A operação será estruturada através da International Finance Corporation, braço do grupo focado no setor privado, permitindo ampliar o acesso a financiamento denominado em rands em vez de dólares.
A iniciativa responde a um dos principais desafios das economias emergentes empresas que geram receitas em moeda local, mas recorrem a financiamento em divisas fortes, ficando vulneráveis a oscilações cambiais.
Ao promover crédito em moeda doméstica, o mecanismo reduz riscos financeiros, melhora a previsibilidade dos fluxos de caixa e facilita o planeamento de investimentos de longo prazo.


O modelo já foi aplicado num projeto-piloto no Quénia e agora ganha escala na África do Sul, com potencial de replicação em outros mercados africanos.
O impacto é duplo. Por um lado, fortalece o setor privado ao oferecer condições de financiamento mais alinhadas com a realidade operacional das empresas.
Por outro, contribui para o desenvolvimento dos mercados de capitais locais, criando instrumentos financeiros mais sofisticados e ampliando a base de investidores.
Um exemplo concreto é o apoio da IFC à emissão de um título ligado a recursos hídricos pelo FirstRand Bank, sinalizando inovação financeira com impacto direto em setores estratégicos.

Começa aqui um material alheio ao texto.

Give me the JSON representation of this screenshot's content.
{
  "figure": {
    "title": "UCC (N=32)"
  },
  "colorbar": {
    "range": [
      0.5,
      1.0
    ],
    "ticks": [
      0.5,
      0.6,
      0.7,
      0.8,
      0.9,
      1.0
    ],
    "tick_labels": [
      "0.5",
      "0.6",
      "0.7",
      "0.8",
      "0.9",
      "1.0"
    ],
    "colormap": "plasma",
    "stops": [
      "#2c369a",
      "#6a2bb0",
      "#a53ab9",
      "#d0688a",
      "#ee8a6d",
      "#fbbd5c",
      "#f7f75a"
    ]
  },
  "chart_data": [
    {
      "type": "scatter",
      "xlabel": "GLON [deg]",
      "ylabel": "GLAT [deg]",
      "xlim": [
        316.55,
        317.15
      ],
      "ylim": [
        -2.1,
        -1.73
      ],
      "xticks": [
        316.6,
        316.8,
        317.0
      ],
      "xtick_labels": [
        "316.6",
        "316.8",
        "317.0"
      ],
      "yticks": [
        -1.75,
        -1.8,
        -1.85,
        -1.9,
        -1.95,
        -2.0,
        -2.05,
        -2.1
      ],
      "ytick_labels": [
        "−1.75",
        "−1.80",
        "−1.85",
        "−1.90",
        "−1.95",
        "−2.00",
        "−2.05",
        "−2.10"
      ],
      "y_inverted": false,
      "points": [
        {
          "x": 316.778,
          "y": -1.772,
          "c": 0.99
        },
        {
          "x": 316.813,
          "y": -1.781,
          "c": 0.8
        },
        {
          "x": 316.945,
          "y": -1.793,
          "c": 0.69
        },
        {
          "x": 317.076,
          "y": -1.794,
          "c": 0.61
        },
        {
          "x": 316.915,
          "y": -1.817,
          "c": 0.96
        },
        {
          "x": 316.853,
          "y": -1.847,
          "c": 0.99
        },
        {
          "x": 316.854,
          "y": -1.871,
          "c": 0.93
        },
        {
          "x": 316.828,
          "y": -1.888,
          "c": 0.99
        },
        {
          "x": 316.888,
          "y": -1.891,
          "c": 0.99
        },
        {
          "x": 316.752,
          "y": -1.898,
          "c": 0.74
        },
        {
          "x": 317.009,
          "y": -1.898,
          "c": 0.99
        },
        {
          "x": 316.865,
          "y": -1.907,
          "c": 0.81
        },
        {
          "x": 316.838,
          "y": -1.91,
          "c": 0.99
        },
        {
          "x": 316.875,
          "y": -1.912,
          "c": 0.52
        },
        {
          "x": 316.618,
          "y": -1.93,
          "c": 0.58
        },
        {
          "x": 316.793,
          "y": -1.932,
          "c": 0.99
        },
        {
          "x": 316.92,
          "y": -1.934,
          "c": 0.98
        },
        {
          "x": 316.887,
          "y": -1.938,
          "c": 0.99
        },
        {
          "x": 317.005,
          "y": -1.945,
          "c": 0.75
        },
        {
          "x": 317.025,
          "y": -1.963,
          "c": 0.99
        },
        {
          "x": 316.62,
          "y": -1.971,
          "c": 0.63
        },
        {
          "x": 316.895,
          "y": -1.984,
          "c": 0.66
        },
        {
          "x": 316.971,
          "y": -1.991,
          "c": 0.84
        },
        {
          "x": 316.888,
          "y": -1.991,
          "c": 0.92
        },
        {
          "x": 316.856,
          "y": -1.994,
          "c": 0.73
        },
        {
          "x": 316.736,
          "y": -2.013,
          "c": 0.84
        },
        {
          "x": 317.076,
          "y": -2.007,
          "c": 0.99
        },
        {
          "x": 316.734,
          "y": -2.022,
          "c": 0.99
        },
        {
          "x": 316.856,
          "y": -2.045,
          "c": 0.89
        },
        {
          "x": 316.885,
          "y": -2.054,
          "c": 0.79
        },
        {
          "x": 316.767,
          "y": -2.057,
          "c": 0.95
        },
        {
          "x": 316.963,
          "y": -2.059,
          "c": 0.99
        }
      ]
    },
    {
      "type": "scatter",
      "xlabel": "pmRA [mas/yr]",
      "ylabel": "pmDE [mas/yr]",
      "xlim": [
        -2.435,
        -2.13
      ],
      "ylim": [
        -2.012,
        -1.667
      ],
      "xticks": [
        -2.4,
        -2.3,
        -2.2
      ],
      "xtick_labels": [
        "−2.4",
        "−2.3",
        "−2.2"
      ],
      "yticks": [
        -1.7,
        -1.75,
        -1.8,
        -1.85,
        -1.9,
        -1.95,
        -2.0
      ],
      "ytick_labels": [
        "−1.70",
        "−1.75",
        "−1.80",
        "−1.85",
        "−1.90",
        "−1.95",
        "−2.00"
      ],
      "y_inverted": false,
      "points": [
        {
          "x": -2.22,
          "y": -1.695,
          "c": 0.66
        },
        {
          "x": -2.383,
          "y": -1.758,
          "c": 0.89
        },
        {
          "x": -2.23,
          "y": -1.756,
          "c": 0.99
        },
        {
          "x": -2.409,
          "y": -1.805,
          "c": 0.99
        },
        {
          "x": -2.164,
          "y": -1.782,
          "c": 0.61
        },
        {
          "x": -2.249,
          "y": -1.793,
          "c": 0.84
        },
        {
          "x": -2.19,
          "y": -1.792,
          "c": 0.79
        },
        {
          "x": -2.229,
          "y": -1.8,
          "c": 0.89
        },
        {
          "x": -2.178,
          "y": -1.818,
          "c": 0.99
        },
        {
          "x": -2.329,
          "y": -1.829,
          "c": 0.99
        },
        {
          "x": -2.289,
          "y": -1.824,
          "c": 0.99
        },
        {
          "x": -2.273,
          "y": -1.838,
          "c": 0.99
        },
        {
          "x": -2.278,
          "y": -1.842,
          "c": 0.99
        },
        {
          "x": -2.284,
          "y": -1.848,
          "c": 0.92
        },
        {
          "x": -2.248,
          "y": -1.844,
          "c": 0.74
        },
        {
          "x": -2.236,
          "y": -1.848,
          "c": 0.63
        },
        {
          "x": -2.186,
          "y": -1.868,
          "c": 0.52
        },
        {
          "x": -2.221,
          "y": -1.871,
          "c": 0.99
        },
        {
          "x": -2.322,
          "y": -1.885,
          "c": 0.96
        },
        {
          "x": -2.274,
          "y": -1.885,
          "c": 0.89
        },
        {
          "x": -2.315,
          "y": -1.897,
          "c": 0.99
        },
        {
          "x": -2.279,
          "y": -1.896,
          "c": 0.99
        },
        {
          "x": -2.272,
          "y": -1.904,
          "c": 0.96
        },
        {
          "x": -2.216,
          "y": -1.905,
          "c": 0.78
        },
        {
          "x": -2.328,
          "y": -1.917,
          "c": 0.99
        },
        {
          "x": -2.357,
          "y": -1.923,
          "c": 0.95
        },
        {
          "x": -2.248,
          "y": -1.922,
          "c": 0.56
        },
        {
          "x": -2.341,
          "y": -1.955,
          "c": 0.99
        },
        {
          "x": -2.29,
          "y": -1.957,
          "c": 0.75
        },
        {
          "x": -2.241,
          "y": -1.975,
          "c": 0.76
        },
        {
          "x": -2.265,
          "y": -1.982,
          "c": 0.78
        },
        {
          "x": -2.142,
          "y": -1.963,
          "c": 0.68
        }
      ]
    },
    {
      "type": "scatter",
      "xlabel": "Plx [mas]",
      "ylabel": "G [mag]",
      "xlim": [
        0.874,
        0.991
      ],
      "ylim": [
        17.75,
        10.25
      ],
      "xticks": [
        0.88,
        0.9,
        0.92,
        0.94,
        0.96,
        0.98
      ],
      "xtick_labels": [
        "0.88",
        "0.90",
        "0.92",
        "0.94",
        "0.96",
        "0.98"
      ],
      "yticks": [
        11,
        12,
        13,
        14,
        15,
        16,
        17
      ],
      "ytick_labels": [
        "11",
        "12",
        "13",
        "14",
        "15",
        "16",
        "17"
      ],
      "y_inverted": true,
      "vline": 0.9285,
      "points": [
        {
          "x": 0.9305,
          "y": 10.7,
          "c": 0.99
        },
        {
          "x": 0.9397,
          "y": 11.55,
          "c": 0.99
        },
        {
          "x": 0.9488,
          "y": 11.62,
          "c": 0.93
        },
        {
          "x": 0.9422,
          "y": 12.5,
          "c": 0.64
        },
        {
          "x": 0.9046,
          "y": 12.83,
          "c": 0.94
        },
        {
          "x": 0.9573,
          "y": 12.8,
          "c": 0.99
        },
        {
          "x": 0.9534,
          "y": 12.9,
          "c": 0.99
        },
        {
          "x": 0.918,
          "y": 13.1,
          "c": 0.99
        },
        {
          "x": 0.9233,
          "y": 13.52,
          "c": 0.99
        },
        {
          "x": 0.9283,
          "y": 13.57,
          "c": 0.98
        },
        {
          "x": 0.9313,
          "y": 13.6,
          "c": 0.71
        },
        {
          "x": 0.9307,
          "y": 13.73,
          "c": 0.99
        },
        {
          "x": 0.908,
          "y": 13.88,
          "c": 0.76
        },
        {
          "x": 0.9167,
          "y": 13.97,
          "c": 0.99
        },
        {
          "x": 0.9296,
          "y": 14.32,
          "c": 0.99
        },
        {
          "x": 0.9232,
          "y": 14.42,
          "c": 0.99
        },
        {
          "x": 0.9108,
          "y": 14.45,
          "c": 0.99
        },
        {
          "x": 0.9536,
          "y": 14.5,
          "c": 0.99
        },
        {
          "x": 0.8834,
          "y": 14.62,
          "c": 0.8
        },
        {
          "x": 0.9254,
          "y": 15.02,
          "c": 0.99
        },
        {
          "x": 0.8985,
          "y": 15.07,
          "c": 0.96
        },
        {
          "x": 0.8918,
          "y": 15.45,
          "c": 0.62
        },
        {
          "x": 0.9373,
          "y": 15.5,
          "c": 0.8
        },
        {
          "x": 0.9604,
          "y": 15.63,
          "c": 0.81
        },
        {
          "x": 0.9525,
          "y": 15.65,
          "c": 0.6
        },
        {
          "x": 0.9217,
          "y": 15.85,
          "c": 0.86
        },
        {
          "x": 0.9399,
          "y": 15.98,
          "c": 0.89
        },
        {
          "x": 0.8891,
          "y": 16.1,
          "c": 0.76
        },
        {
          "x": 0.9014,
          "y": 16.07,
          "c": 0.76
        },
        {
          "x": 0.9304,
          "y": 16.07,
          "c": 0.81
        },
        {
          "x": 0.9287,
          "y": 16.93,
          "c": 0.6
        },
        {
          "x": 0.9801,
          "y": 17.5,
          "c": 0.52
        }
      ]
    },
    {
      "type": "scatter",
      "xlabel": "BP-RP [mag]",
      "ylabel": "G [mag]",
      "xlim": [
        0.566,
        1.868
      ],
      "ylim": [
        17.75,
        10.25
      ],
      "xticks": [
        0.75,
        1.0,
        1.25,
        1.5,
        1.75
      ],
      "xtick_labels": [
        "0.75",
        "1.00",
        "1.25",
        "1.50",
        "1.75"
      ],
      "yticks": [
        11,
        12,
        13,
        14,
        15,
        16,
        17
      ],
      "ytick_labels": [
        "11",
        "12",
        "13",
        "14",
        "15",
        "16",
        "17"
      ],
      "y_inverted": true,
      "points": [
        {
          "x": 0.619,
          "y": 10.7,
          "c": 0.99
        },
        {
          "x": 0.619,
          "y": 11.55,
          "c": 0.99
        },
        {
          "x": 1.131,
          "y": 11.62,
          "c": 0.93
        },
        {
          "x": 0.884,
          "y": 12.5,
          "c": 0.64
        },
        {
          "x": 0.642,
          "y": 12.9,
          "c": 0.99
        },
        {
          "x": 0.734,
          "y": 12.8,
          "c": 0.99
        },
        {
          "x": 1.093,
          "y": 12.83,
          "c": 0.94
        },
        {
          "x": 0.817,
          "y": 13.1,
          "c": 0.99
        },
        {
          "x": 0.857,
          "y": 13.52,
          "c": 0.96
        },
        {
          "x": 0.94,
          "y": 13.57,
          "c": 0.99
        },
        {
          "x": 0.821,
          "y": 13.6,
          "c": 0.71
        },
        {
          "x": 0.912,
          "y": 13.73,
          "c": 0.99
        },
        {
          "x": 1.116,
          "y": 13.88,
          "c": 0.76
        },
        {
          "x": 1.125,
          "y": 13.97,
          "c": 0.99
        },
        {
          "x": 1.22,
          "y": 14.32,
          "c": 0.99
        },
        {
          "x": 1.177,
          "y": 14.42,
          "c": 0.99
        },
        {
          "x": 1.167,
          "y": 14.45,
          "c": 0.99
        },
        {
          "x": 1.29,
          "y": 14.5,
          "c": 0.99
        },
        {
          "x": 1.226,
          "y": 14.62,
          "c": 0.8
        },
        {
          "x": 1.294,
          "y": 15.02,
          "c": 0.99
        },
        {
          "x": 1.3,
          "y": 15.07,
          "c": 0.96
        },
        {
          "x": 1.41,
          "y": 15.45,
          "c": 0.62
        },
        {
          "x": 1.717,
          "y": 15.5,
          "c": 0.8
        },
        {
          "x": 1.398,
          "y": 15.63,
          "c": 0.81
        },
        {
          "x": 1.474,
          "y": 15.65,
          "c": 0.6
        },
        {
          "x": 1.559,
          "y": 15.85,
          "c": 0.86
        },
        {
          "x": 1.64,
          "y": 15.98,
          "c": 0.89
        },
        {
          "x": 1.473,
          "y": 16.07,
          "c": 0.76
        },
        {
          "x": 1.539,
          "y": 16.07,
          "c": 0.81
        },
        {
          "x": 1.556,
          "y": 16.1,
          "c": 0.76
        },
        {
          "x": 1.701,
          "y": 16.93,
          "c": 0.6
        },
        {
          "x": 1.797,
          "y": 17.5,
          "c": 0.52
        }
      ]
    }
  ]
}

Num contexto de volatilidade cambial persistente em várias economias africanas, esta linha de crédito posiciona-se como uma ferramenta estratégica para reduzir dependência de dívida externa e estimular crescimento sustentável.
A longo prazo, iniciativas desta natureza podem impulsionar a criação de emprego, aumentar a resiliência das empresas e consolidar uma transição gradual para sistemas financeiros mais autónomos e menos expostos a choques globais.